No doubt these individuals are radically different creatures from most human beings. Neurotic denial of this reality has been the doing in of many victims of psychopaths. But in my opinion, at the root of their pathology is not so much their very different wiring, but their extraordinarily positive appraisal of their difference from the rest of us. In a most malevolent example of malignant narcissism to the extreme, these individuals consider themselves beings superior to the rest of the human race. They view individuals with inhibitions rooted in emotional bonding to others as inferior creatures and, therefore, their rightful prey. This is the justification they use for their pattern of predatory engagement with others.

If it weren’t bad enough that some individuals are in very neurotic denial about the uniquely abnormal makeup of predatory aggressive personalities, many are also easily taken in by their manipulative skill. Predatory aggressives know human nature perhaps better than anyone. Most have made a study of it. They know every human vulnerability, shortcoming, yearning, need, etc. And they know how to mimic just about everything that is human, from emotion to empathy. But it’s all part of the unrelenting con game of taking advantage of those perceived to be at heart an inferior species.

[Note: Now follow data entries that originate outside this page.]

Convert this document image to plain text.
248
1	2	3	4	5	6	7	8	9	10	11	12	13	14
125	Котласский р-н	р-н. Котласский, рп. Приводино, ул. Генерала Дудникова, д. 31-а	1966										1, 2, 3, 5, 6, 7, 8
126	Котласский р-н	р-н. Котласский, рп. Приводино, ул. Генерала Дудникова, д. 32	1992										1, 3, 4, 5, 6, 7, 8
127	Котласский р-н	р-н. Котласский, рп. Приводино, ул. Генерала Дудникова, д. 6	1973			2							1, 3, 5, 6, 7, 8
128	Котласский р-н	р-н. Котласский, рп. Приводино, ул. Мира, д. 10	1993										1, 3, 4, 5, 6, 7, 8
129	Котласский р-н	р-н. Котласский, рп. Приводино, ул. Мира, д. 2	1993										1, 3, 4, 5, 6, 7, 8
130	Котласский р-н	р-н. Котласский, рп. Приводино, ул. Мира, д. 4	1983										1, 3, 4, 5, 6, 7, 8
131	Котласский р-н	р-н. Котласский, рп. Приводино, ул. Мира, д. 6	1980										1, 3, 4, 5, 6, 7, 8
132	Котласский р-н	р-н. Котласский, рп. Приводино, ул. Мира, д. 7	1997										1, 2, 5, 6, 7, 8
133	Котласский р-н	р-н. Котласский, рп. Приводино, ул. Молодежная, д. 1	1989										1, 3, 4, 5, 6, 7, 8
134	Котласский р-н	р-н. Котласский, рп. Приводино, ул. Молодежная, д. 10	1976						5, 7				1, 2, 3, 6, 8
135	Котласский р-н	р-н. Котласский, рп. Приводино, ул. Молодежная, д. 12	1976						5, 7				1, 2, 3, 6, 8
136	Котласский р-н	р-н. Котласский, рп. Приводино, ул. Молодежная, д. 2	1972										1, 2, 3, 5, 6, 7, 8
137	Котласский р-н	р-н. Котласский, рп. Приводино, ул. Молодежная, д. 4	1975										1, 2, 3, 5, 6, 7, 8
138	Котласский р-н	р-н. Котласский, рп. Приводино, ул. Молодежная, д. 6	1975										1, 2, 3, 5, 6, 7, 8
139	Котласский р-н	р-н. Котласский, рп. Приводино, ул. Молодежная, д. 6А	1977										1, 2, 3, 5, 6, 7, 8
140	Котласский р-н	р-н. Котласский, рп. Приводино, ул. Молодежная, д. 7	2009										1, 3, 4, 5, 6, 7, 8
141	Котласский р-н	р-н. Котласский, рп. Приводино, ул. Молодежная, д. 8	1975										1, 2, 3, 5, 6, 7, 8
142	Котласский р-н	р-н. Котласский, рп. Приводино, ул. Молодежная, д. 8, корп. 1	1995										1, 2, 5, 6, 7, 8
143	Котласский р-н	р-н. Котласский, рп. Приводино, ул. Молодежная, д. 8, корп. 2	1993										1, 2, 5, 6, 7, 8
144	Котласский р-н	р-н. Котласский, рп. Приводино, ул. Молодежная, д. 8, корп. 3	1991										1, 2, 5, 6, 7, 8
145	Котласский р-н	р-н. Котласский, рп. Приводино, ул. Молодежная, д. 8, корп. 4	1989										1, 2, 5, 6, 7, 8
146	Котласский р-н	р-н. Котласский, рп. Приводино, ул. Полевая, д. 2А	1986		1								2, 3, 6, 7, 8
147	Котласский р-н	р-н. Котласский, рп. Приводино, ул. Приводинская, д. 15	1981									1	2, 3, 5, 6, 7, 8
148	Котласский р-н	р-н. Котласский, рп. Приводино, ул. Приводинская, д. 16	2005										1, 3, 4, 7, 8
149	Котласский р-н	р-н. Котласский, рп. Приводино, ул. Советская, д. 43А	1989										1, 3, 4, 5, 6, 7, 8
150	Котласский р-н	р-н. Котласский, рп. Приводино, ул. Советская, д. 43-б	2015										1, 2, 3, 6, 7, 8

I recently answered an inquiry from a man who wondered if his therapist had advised him correctly that psychopaths are “unable” to tell right from wrong, much in the same way as someone who suffers from an active psychosis. I responded to him that these individuals understand extremely well what other people consider to be necessary standards for civil human relations. They could, if they so chose, conform their conduct to such standards. However, they see these standards as just another example of a deficient species restraining itself from self-advancement. And, because they consider it a mark of their superiority not to be encumbered by such concerns, they choose not to abide by any law other than the law of personal gain.

A lot of folks who have read my book In Sheep’s Clothing have commented to me that there are many similarities between the very manipulative people I describe in the book and those generally referred to these days as psychopaths. But I make clear in the book that not all covert-aggressive personalities are as devoid of conscience and as disturbed in character as the predatory aggressive personality, despite the fact that these individuals have generally refined their manipulative skill to nearly an art form. The reason, however, that such personalities are so successful in their predation is more insidious. The fact is that humanistic-leaning counselors and positive-minded people in general find it hard if not impossible to believe that there are predators among us who are so cold-heartedly dangerous not so much because of what dire circumstances life might have meted out to them, but rather because of how differently they are wired as organisms. In the end, that’s what enables them to be victimized by the predators they encounter. They don’t trust their gut feelings in the presence of the predator and allow themselves to be duped by their tactics, believing all the while that their victimizer simply couldn’t be as callously, senselessly, heartlessly, and remorselessly abusive and exploitative (and most especially, as unlike themselves) as their intuition suspected.